Europeans pull money out of banks

Withdrawals aggravate euro zone's problems

6/17/2012
BLADE NEWS SERVICES

ATHENS -- As Greek voters go to the polls today for a pivotal election that will affect economies throughout Europe and beyond, residents in the continent's most financially distressed countries have been taking their money out of banks to protect their savings.

They are worried that their savings could be devalued if their countries stop using the euro, or that banks are on the verge of collapse and that governments cannot make good on deposit insurance.

So in Greece, Spain, and other countries they are withdrawing euros by the billions -- magnifying their countries' financial problems.

The money is being hoarded at home or deposited in banks in more stable economies.

If the withdrawals turn into a full bank run after today's election in Greece, they could hasten financial disaster in Europe and help spread turmoil around the world.

In Greece, even if the establishment center-right party New Democracy ekes out a victory in a race that polls show as tight, the country faces weeks or months of negotiations with European lenders over the terms of its austerity program.

All parties agree they are too onerous to enforce on its rapidly shrinking economy.

A victory by Greece's leftist party Syriza promises a more serious confrontation over how -- and perhaps whether -- to keep Greece in the euro zone.

If, as in the May elections, there is no clear winner, Greek political leaders have said they are committed to forming a government no matter what.

In any event, the new government will have to open new talks with the big European powers and press for a more generous bailout.

Leaders of the G-20 group of developed and emerging economies are to gather Monday in Mexico, where they are expected to debate ways to keep the Greek crisis and the weakness of the bigger economies of Spain and Italy from undermining the euro and dragging the global economy into a new recession.

Central bankers from Tokyo to Washington have pledged to intervene in financial markets if necessary to shore up those economies.

With so much at stake, the head of the European Central Bank and other euro zone leaders worked Saturday on a grand vision for the euro zone meant to reassure investors and allies that flaws in the currency union will be addressed quickly.

The plan will include measures to prevent bank runs and reduce what has become a vicious circle of government debt problems turning into banking crises, as has happened in the past two years.

In addition, the plan will push for countries to remove the regulations and layers of bureaucracy that inhibit competition, keep young people out of the work force, or make it difficult to start a business.

The goal would be to make the euro zone less vulnerable to crises and better able to grow its way out of a debt crisis.

But it is unclear whether more pledges to reform will calm financial markets.

Mario Draghi, president of the central bank and one of the authors of the plan, said Friday that it would be unveiled within days, ahead of a meeting of European leaders at the end of June.

Under the plan, euro zone leaders will seek to establish the central bank as supreme bank regulator with broad powers, in place of the relatively toothless European Banking Authority.

Countries would also create a deposit insurance program to augment national programs.

The goal would be to reassure ordinary depositors and prevent bank runs, an imminent danger in Spain as well as Greece.

Mr.

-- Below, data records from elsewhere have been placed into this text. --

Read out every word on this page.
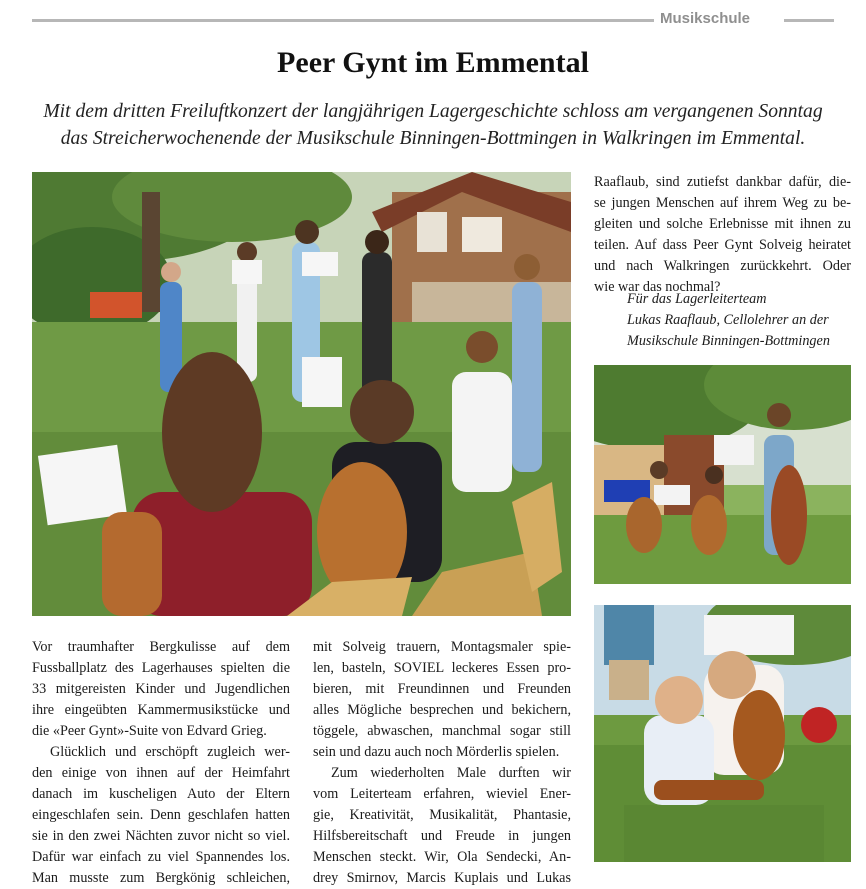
Musikschule
Peer Gynt im Emmental
Mit dem dritten Freiluftkonzert der langjährigen Lagergeschichte schloss am vergangenen Sonntag
das Streicherwochenende der Musikschule Binningen-Bottmingen in Walkringen im Emmental.
Vor traumhafter Bergkulisse auf dem
Fussballplatz des Lagerhauses spielten die
33 mitgereisten Kinder und Jugendlichen
ihre eingeübten Kammermusikstücke und
die «Peer Gynt»-Suite von Edvard Grieg.
Glücklich und erschöpft zugleich wer-
den einige von ihnen auf der Heimfahrt
danach im kuscheligen Auto der Eltern
eingeschlafen sein. Denn geschlafen hatten
sie in den zwei Nächten zuvor nicht so viel.
Dafür war einfach zu viel Spannendes los.
Man musste zum Bergkönig schleichen,
mit Solveig trauern, Montagsmaler spie-
len, basteln, SOVIEL leckeres Essen pro-
bieren, mit Freundinnen und Freunden
alles Mögliche besprechen und bekichern,
töggele, abwaschen, manchmal sogar still
sein und dazu auch noch Mörderlis spielen.
Zum wiederholten Male durften wir
vom Leiterteam erfahren, wieviel Ener-
gie, Kreativität, Musikalität, Phantasie,
Hilfsbereitschaft und Freude in jungen
Menschen steckt. Wir, Ola Sendecki, An-
drey Smirnov, Marcis Kuplais und Lukas
Raaflaub, sind zutiefst dankbar dafür, die-
se jungen Menschen auf ihrem Weg zu be-
gleiten und solche Erlebnisse mit ihnen zu
teilen. Auf dass Peer Gynt Solveig heiratet
und nach Walkringen zurückkehrt. Oder
wie war das nochmal?
Für das Lagerleiterteam
Lukas Raaflaub, Cellolehrer an der
Musikschule Binningen-Bottmingen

Draghi is unlikely to soften the central bank's insistence that euro zone countries continue to pursue budgetary austerity even as their economies sputter.

But the plan may call for governments to go about belt-tightening differently.

Instead of slashing transportation projects or other infrastructure, for example, leaders would be pressed to cut operating expenditures.

On Saturday, Benoit Coeure, a member of the European Central Bank's executive board, underlined Mr. Draghi's comments, saying that Europe needs unified banking regulation to replace the hodgepodge of national regulators and deposit insurance programs that now exist.

The euro zone has no shortage of plans, pacts, and treaties intended to end years of sluggish growth and impose discipline on its 17 members.

The challenge for Mr. Draghi and the plan's authors will be to package their plan in a way that makes investors believe that something will finally get done.

"There is a long-standing agenda on growth," Mr. Draghi told a gathering of economists Friday in Germany. "It is time to implement it."